Fourteen year old Taha Elghanai found himself surrounded by death and destruction as he and his family fled from his uncle’s house to a hospital in the city. There he watched the arrival of the dead and injured. When the hospital itself came under bombardment and patients had to be evacuated, Taha became separated from his uncle’s party.
Fleeing towards the assumed safety of some hills, the boy actually ran into another part of the front line. Rebel fighters told him to shelter in a ruined building where at one point bullets pinged around and a series of poorly aimed missiles exploded harmlessly in the desert outside, showering the building with grit and dust.
For much of his ordeal, Taha kept his video camera recording the destruction and horror around him. The film consists of some of this footage edited into an interview of the boy himself, sitting on a couch back at his home in the United States. There have been plenty of images of the barbarous realities of warfare. If Taha took such shots there are not in this short film.
Instead you have the breathless recollections of a young man brought up on video games, confronting the real thing with a mixture of horror and fascination. He sees Qaddafi mercenary fighters surrender. When one is asked why he is fighting, he replied it was for his country. A rebel fighter retorts angrily that Libya is not his country.

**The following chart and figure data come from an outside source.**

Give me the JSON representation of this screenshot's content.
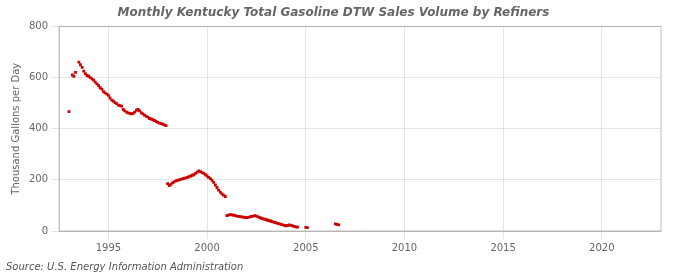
{
  "chart_data": {
    "type": "scatter",
    "title": "Monthly Kentucky Total Gasoline DTW Sales Volume by Refiners",
    "y_label": "Thousand Gallons per Day",
    "annotations": [
      "Source: U.S. Energy Information Administration"
    ],
    "color": "#cc0000",
    "marker": "square",
    "grid": true,
    "xlim": [
      1992.5,
      2023
    ],
    "ylim": [
      0,
      800
    ],
    "xticks": [
      1995,
      2000,
      2005,
      2010,
      2015,
      2020
    ],
    "yticks": [
      0,
      200,
      400,
      600,
      800
    ],
    "x": [
      1993.0,
      1993.17,
      1993.25,
      1993.33,
      1993.5,
      1993.58,
      1993.67,
      1993.75,
      1993.83,
      1993.92,
      1994.0,
      1994.08,
      1994.17,
      1994.25,
      1994.33,
      1994.42,
      1994.5,
      1994.58,
      1994.67,
      1994.75,
      1994.83,
      1994.92,
      1995.0,
      1995.08,
      1995.17,
      1995.25,
      1995.33,
      1995.42,
      1995.5,
      1995.58,
      1995.67,
      1995.75,
      1995.83,
      1995.92,
      1996.0,
      1996.08,
      1996.17,
      1996.25,
      1996.33,
      1996.42,
      1996.5,
      1996.58,
      1996.67,
      1996.75,
      1996.83,
      1996.92,
      1997.0,
      1997.08,
      1997.17,
      1997.25,
      1997.33,
      1997.42,
      1997.5,
      1997.58,
      1997.67,
      1997.75,
      1997.83,
      1997.92,
      1998.0,
      1998.08,
      1998.17,
      1998.25,
      1998.33,
      1998.42,
      1998.5,
      1998.58,
      1998.67,
      1998.75,
      1998.83,
      1998.92,
      1999.0,
      1999.08,
      1999.17,
      1999.25,
      1999.33,
      1999.42,
      1999.5,
      1999.58,
      1999.67,
      1999.75,
      1999.83,
      1999.92,
      2000.0,
      2000.08,
      2000.17,
      2000.25,
      2000.33,
      2000.42,
      2000.5,
      2000.58,
      2000.67,
      2000.75,
      2000.83,
      2000.92,
      2001.0,
      2001.08,
      2001.17,
      2001.25,
      2001.33,
      2001.42,
      2001.5,
      2001.58,
      2001.67,
      2001.75,
      2001.83,
      2001.92,
      2002.0,
      2002.08,
      2002.17,
      2002.25,
      2002.33,
      2002.42,
      2002.5,
      2002.58,
      2002.67,
      2002.75,
      2002.83,
      2002.92,
      2003.0,
      2003.08,
      2003.17,
      2003.25,
      2003.33,
      2003.42,
      2003.5,
      2003.58,
      2003.67,
      2003.75,
      2003.83,
      2003.92,
      2004.0,
      2004.08,
      2004.17,
      2004.25,
      2004.33,
      2004.42,
      2004.5,
      2004.58,
      2005.0,
      2005.08,
      2006.5,
      2006.58,
      2006.67
    ],
    "values": [
      467,
      610,
      605,
      620,
      660,
      650,
      640,
      625,
      615,
      608,
      605,
      600,
      595,
      590,
      582,
      575,
      568,
      560,
      555,
      545,
      540,
      535,
      530,
      520,
      512,
      508,
      502,
      498,
      492,
      490,
      488,
      475,
      470,
      465,
      462,
      460,
      458,
      460,
      465,
      472,
      475,
      470,
      462,
      458,
      452,
      448,
      445,
      440,
      438,
      435,
      432,
      428,
      425,
      422,
      420,
      418,
      415,
      412,
      185,
      178,
      182,
      188,
      192,
      196,
      198,
      200,
      202,
      204,
      206,
      208,
      210,
      212,
      215,
      218,
      220,
      225,
      230,
      235,
      232,
      228,
      225,
      220,
      215,
      210,
      205,
      198,
      190,
      180,
      170,
      160,
      152,
      145,
      140,
      135,
      60,
      62,
      64,
      63,
      62,
      60,
      58,
      57,
      56,
      55,
      54,
      53,
      52,
      53,
      55,
      57,
      58,
      60,
      58,
      55,
      52,
      50,
      48,
      46,
      44,
      42,
      40,
      38,
      36,
      34,
      32,
      30,
      28,
      26,
      24,
      22,
      20,
      22,
      24,
      22,
      20,
      18,
      16,
      15,
      14,
      13,
      28,
      26,
      24
    ]
  }
}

Taha is finally reunited with his family and returns safely to the US, a good fortune many other fourteen year old Libyan kids just like him have not shared.
Having said that this film about Taha includes no gore, it does have two very compelling images. The first is of smiling rebel fighters who stopped Taha and his family as they first approached Ras Lanouf in their car. The travellers gave the young men grapes. The second picture was taken by Taha in the hospital and is of the covered bodies of the same young men. Taha explains that they had been shot in the stomach or chest. However, they all also had gunshot wounds in their head and neck, suggesting that they had been finished off by Qaddafi troops who had overrun their position.
War Zone, edited and produced by Libyan director Mike Taib is a YouTube “ Your Film Festival” entry. This June a global online audience will vote for ten films which will be shown this year’s Venice Film Festival. One of these shorts will go on to win a $500,000 Grand Prize to make a new film in association with director Ridley Scott.